Les Glorieuses de Bresse sont toujours l’occasion de promouvoir la volaille de Bresse.

La « plume » à peine terminée, il était temps de passer à la cuisson : cette dernière allait durer le reste de la nuit et toute la journée du lendemain, soit une bonne vingtaine d’heures. On sortait alors le grand chaudron de cuivre spécialement réservé à cet effet : d’une contenance de 100 à 200 litres, ce récipient était religieusement conservé et entretenu en vue de la cuisson du vin cuit. Pour démarrer  la cuisson, on commençait par verser un ou deux seaux de liquide au fond du chaudron placé sur le foyer : ce pouvait être du jus de pomme, du vin blanc doux que l’on venait de presser ou tout simplement de l’eau. Puis on ajouter petit à petit les corbeilles de fruits préparés (la « ferte »). Après un ou deux heures de cuisson, l’ébullition commence, les fruits se teintant d’une belle couleur : reste alors à remuer sans cesse cette préparation afin qu’elle n’adhère ni ne brûle au fond du chaudron. Les hommes se relayeront alors au « pétouillon » ou « vélô » (selon les patois), grand manche terminé par une pièce de bois tendre épousant la forme du fond du chaudron afin de mélanger le vin cuit : de le « vinler » comme on disait. Lorsque la cuisson semble bonne, après une nuit et une journée de travail, on procède à la levée du vin cuit, c’est-à-dire à sa mise en pot. Certains passeront au four pour une conservation plus longue, d’autres seront vidés dès les débuts de l’hiver. Mais d’où vient ce nom de « vin cuit » car il n’est nulle question de fermentation ou d’ajout d’alcool dans cette préparation ? Encore un mystère du langage et des pratiques de nos anciens…  

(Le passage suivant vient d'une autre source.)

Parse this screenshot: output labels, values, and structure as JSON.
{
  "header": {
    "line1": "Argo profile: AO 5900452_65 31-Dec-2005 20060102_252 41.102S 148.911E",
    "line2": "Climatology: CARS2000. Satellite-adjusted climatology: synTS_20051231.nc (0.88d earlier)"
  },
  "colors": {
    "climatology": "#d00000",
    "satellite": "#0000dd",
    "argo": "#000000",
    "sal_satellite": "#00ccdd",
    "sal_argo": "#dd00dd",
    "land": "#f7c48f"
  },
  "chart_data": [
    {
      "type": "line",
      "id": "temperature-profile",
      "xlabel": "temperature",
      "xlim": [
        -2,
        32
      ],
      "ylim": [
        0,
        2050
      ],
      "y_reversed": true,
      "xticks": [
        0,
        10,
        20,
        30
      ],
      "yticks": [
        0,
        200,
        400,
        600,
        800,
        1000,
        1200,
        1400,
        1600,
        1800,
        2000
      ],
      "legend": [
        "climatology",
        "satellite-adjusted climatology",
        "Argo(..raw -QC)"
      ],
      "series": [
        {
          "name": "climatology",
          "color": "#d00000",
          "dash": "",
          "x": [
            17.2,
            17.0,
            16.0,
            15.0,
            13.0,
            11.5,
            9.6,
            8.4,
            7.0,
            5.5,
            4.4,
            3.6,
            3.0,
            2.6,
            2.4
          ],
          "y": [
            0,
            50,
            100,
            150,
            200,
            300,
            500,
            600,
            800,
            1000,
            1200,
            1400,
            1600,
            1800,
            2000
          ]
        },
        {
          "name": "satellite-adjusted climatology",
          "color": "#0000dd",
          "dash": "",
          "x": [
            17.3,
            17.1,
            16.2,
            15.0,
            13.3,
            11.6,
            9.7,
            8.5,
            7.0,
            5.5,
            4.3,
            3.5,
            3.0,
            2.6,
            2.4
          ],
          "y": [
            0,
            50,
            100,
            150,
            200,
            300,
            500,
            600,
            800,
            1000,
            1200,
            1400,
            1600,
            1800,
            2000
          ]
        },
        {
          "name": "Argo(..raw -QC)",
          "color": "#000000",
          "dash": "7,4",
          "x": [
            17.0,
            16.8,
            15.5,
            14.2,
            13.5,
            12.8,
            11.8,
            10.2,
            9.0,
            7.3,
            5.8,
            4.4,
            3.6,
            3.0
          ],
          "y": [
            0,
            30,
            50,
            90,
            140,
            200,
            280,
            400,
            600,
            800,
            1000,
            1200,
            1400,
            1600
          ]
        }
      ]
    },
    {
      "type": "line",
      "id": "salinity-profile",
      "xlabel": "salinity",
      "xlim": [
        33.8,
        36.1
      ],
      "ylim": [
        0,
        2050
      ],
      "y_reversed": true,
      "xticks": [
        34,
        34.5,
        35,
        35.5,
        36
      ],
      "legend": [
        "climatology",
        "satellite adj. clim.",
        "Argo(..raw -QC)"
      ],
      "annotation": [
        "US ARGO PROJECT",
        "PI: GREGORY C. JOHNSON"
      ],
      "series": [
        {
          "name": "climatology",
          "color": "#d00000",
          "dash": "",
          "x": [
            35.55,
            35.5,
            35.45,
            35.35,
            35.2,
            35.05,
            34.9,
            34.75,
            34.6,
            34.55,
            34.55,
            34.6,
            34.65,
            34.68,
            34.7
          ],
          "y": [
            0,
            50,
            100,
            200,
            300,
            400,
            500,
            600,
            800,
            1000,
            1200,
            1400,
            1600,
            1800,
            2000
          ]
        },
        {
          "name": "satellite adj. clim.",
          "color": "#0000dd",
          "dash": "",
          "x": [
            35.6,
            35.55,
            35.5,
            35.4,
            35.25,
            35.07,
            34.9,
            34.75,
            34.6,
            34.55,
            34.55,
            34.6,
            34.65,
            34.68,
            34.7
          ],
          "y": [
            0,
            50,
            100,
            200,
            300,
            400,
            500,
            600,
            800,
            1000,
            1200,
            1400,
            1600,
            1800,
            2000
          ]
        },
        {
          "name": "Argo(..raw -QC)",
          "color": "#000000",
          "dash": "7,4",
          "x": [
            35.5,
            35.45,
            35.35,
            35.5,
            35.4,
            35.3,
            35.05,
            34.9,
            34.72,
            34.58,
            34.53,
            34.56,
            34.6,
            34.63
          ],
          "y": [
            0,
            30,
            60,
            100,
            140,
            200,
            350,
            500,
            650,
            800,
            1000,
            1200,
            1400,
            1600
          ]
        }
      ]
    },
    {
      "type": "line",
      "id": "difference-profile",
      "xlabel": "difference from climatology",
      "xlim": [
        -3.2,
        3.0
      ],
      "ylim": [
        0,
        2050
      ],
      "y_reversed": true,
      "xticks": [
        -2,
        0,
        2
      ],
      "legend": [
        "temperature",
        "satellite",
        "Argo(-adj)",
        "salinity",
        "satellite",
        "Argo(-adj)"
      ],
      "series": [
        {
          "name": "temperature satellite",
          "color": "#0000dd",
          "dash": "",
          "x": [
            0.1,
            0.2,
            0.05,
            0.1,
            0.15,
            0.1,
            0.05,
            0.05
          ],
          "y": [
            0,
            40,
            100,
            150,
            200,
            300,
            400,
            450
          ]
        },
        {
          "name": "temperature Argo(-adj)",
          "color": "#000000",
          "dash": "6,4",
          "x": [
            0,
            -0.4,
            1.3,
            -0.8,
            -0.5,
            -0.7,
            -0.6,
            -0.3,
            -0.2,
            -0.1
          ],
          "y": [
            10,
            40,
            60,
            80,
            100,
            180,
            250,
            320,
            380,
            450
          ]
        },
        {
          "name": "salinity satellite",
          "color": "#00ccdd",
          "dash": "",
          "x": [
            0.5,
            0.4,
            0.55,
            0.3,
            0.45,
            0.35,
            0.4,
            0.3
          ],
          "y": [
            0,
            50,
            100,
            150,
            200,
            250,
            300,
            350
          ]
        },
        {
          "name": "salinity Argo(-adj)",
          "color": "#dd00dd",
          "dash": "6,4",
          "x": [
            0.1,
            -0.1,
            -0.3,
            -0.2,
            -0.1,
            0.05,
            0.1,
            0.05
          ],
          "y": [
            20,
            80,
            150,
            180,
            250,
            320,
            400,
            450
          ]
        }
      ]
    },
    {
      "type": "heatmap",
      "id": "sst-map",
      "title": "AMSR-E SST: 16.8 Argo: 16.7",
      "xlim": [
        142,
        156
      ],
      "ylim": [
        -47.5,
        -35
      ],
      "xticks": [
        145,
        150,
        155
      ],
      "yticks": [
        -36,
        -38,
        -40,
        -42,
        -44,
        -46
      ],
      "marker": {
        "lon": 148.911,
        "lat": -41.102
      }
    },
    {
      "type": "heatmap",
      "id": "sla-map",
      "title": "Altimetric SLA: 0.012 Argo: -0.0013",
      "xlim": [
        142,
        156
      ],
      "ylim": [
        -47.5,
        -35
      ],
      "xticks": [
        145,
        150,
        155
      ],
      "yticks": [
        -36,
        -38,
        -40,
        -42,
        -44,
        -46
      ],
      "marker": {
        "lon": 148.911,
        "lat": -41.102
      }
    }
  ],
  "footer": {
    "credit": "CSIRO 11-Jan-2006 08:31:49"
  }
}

L’association « Les Amis du Vieux Romenay » perpétue encore une fois par an la tradition du vin cuit (crédit photo : AVR).

Pour confectionner le vin cuit, il fallait tout d’abord récolter une bonne provision de poires durant l’automne. On grimpait alors sur les poiriers dits « de grand vent » (les haies fruitières et les fruitiers de formes basses n’étant alors pas connus) pour ramasser les poires « chenilles », les poires « livres » ou les poires « curé ». Les premières étaient celles réservées pour le vin cuit, les secondes devaient leur nom à leur taille énorme et à leur poids (500 grammes), les dernières faisaient partie des variétés les plus couramment rencontrées en Bresse. Lorsque l’accès était difficile ou périlleux, les branches se faisaient vivement secouer par les hommes, à la main ou à la gaule. Les femmes et les enfants, étaient de la partie pour cette récolte. Si la quantité de poires n’était pas suffisante, on ajoutait des pommes à la préparation du vin cuit. Une fois ramassée, il fallait alors « plumer » la récolte c’est-à-dire éplucher les fruits. On se retrouvait alors, comme pour la dépouille du maïs, amis, parents, voisins, à la grange, réunis en cercle autour des grandes corbeilles pleines de poires à préparer. Les uns pelaient les fruits pendant que d’autres les « écartelaient » (les coupaient en quartiers). Après de bonnes heures de travail, on restait encore un peu à la même place, les femmes d’un côté, les hommes de l’autres, pour se détendre et partager un moment à causer, à manger un bout et à boire un petit coup. Comme lors de toutes veillées, après les mains, c’étaient les langues qui s’activaient… 

La préparation des fruits nécessaires à la confection était l’occasion, comme pour les veillées, de se retrouver.